To me that means that yesterday was a very legitimate test of the lows of this trading range.  Even more important it gives us a developing pattern for the bottom with three identifiable lows.  For the Averages that would be a (intraday) low on 10/10, a slightly higher low on 10/27 (though the close on 10/27 was lower than the close on 10/10) and then a 11/13 intraday low  roughly equivalent to the 10/10 intraday low, but a close much higher than the 10/27 close.  (For the really technically oriented, if you just focused on the 10/10, the 10/27 and the 11/13 closes, they form an easily identifiable reverse head and shoulders pattern which is bullish.)

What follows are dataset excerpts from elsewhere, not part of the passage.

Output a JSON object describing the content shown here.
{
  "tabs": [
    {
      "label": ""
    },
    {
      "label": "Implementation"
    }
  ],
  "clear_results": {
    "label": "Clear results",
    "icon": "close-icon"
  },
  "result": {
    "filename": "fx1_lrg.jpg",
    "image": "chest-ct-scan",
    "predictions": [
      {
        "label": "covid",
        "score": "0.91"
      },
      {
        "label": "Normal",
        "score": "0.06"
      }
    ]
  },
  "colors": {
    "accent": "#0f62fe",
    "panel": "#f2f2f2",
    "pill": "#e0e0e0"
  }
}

    I want to be clear that while I think that stocks’ performance yesterday represented a test of the 10/10 lows, that doesn’t mean that they are off to the races.  The significance is a reinforcing of the 10/10 lows as a bottom; it means nothing with respect to the upside.  I remain convinced that there is still the potential for more bad economic news for a sufficient period of time to keep stock prices in a trading range.  At the moment, DJIA 9707 appears to be the most identifiable resistance level. 

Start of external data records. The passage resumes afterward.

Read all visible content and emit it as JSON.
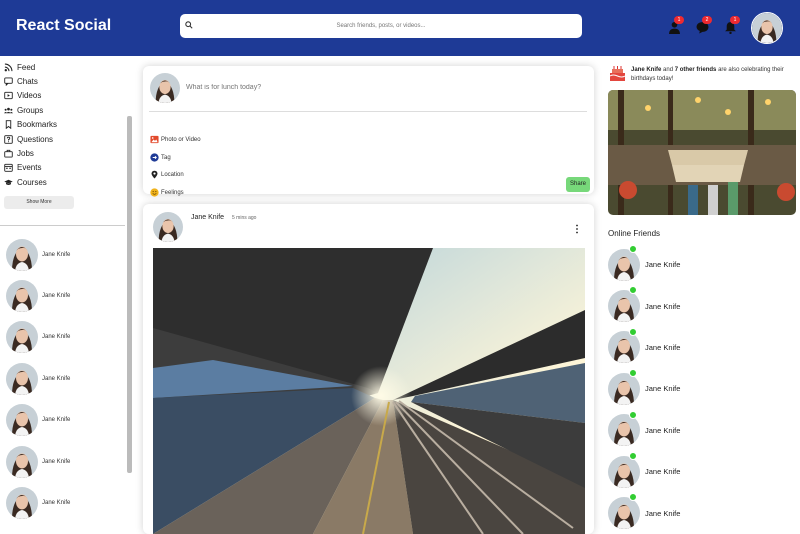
{
  "header": {
    "logo": "React Social",
    "search_placeholder": "Search friends, posts, or videos...",
    "badges": {
      "friends": "1",
      "messages": "2",
      "notifications": "1"
    }
  },
  "sidebar": {
    "items": [
      {
        "label": "Feed",
        "icon": "rss-icon"
      },
      {
        "label": "Chats",
        "icon": "chat-icon"
      },
      {
        "label": "Videos",
        "icon": "video-icon"
      },
      {
        "label": "Groups",
        "icon": "groups-icon"
      },
      {
        "label": "Bookmarks",
        "icon": "bookmark-icon"
      },
      {
        "label": "Questions",
        "icon": "question-icon"
      },
      {
        "label": "Jobs",
        "icon": "briefcase-icon"
      },
      {
        "label": "Events",
        "icon": "calendar-icon"
      },
      {
        "label": "Courses",
        "icon": "graduation-cap-icon"
      }
    ],
    "show_more": "Show More",
    "friends": [
      "Jane Knife",
      "Jane Knife",
      "Jane Knife",
      "Jane Knife",
      "Jane Knife",
      "Jane Knife",
      "Jane Knife"
    ]
  },
  "share": {
    "placeholder": "What is for lunch today?",
    "options": [
      {
        "label": "Photo or Video",
        "icon": "photo-icon",
        "color": "#e24a2c"
      },
      {
        "label": "Tag",
        "icon": "tag-icon",
        "color": "#1e3a96"
      },
      {
        "label": "Location",
        "icon": "location-icon",
        "color": "#222222"
      },
      {
        "label": "Feelings",
        "icon": "smile-icon",
        "color": "#f0b21a"
      }
    ],
    "button": "Share"
  },
  "post": {
    "user": "Jane Knife",
    "time": "5 mins ago"
  },
  "rightbar": {
    "birthday": {
      "name": "Jane Knife",
      "and": "and",
      "others": "7 other friends",
      "rest": "are also celebrating their birthdays today!"
    },
    "online_title": "Online Friends",
    "online": [
      "Jane Knife",
      "Jane Knife",
      "Jane Knife",
      "Jane Knife",
      "Jane Knife",
      "Jane Knife",
      "Jane Knife"
    ]
  },
  "colors": {
    "topbar": "#1e3a96",
    "badge": "#ee2a30",
    "online": "#32cd32",
    "share_button": "#77d87a"
  }
}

    The immediate point of all this discussion is that if stocks continue to rise toward the upper boundary of their trading range, our Portfolios will use the strength to move out of those stocks that have weak technical patterns versus what I defined above.  In addition, if a stock’s price moves up to or near the levels it traded when the Averages last approached the upper boundaries of their trading range, our Portfolios will sell a portion of that holding with the idea of buying it back as stocks move to the lower end of the current trading range.

    Bottom line: if stocks are in a trading range, yesterday’s action reinforced the 10/10 intraday close as the lower boundary of that range.  If stock prices follow through to the upside, we will get another test of the upper boundary.  In that test, our Portfolios will be selling stocks, raising their cash position back to the 25% level.